Well this isn’t going to make me very popular (or maybe this is WHY I’m not very popular?) but here are five things people like that I don’t:

New York – That’s right. I don’t really like New York. I feel like I’ve already lived there and it is hot and crowded and expensive and what has happened to Williamsburg? I don’t even recognize it anymore! I’ve been to New York once. I saw Montel Williams in Times Square with a couple of female bodybuilders. I guess that was pretty great but I’d really need to see that all the time to make it worth my while.

Paul McCartney – That’s right. I don’t like Paul McCartney. His music is fine I just don’t like him. He’s too blasé to be the richest person ever. Also, just retire! It makes me cringe when I see him try to belt out the tunes like he used to with his hair… I mean his HAIR, Mole! Remember when Johnny Carson retired? That was it. No interviews or media or anything. Golf and tennis and that’s that. Just release an album of holiday standards every five years or something. Get into jazz or duets just stop playing awards shows and award shows please stop pretending it’s a big deal.

Beer – That’s right. I don’t like beer. I just don’t have a taste for it. I guess what I really don’t like is the feitshization of beer. Stop. If you like it just drink it. Why do we need to talk about it?
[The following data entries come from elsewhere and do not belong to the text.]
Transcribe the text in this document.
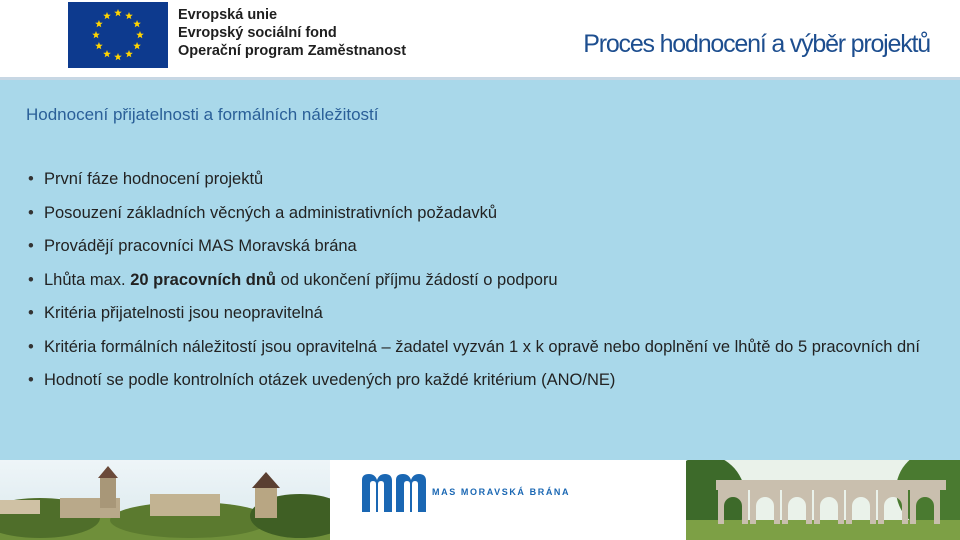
Evropská unie
Evropský sociální fond
Operační program Zaměstnanost	Proces hodnocení a výběr projektů
Hodnocení přijatelnosti a formálních náležitostí
• První fáze hodnocení projektů
• Posouzení základních věcných a administrativních požadavků
• Provádějí pracovníci MAS Moravská brána
• Lhůta max. 20 pracovních dnů od ukončení příjmu žádostí o podporu
• Kritéria přijatelnosti jsou neopravitelná
• Kritéria formálních náležitostí jsou opravitelná – žadatel vyzván 1 x k opravě nebo doplnění ve lhůtě do 5 pracovních dní
• Hodnotí se podle kontrolních otázek uvedených pro každé kritérium (ANO/NE)
MAS MORAVSKÁ BRÁNA
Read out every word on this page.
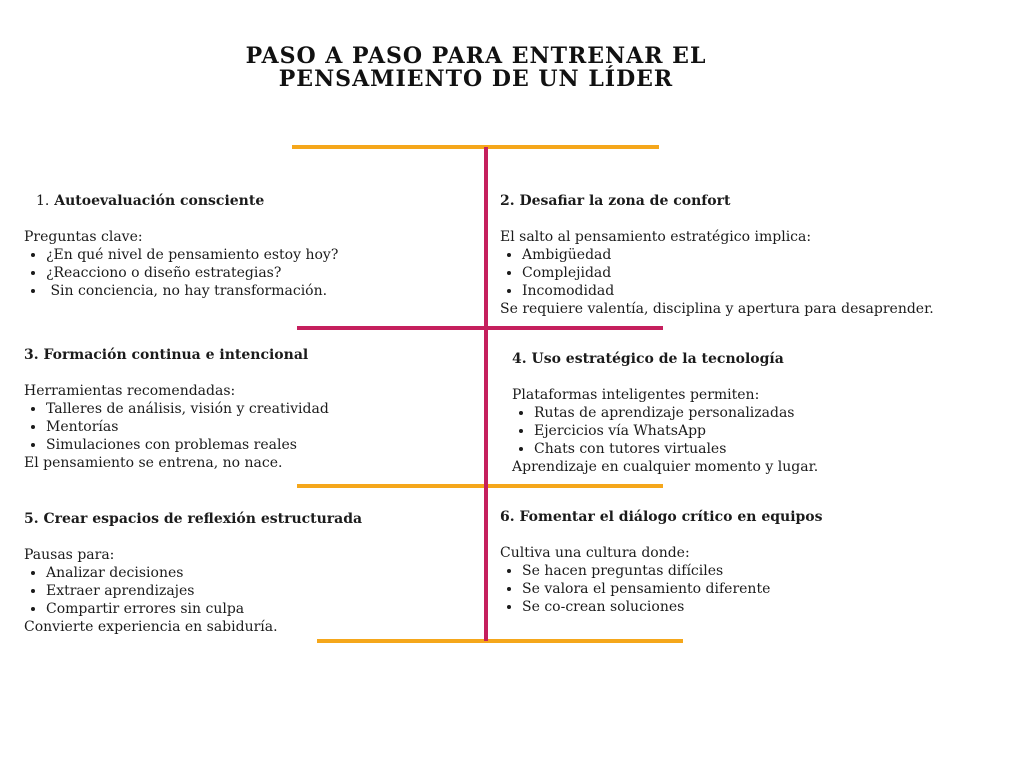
PASO A PASO PARA ENTRENAR EL
PENSAMIENTO DE UN LÍDER
1. Autoevaluación consciente

Preguntas clave:

• ¿En qué nivel de pensamiento estoy hoy?
• ¿Reacciono o diseño estrategias?
•  Sin conciencia, no hay transformación.
2. Desafiar la zona de confort

El salto al pensamiento estratégico implica:

• Ambigüedad
• Complejidad
• Incomodidad

Se requiere valentía, disciplina y apertura para desaprender.

3. Formación continua e intencional

Herramientas recomendadas:

• Talleres de análisis, visión y creatividad
• Mentorías
• Simulaciones con problemas reales

El pensamiento se entrena, no nace.

4. Uso estratégico de la tecnología

Plataformas inteligentes permiten:

• Rutas de aprendizaje personalizadas
• Ejercicios vía WhatsApp
• Chats con tutores virtuales

Aprendizaje en cualquier momento y lugar.

5. Crear espacios de reflexión estructurada

Pausas para:

• Analizar decisiones
• Extraer aprendizajes
• Compartir errores sin culpa

Convierte experiencia en sabiduría.

6. Fomentar el diálogo crítico en equipos

Cultiva una cultura donde:

• Se hacen preguntas difíciles
• Se valora el pensamiento diferente
• Se co-crean soluciones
Harry Potter – That’s right. I don’t like Harry Potter. I read a chapter of the book and it didn’t do it for me. I guess I’ve seen some of the movies and maybe that did it. I didn’t like the main kid. It’s his smile. I’d give it a C+. It just creeps me out. Hear he was good in “Equus” though.

Contrarians – That’s right. I don’t like people that don’t like things just cause they are popular. You’re allowed to like things that are popular (i.e. “I really enjoy pizza” – me) just shut up about beer and Harry Potter and Paul McCartney and New York already.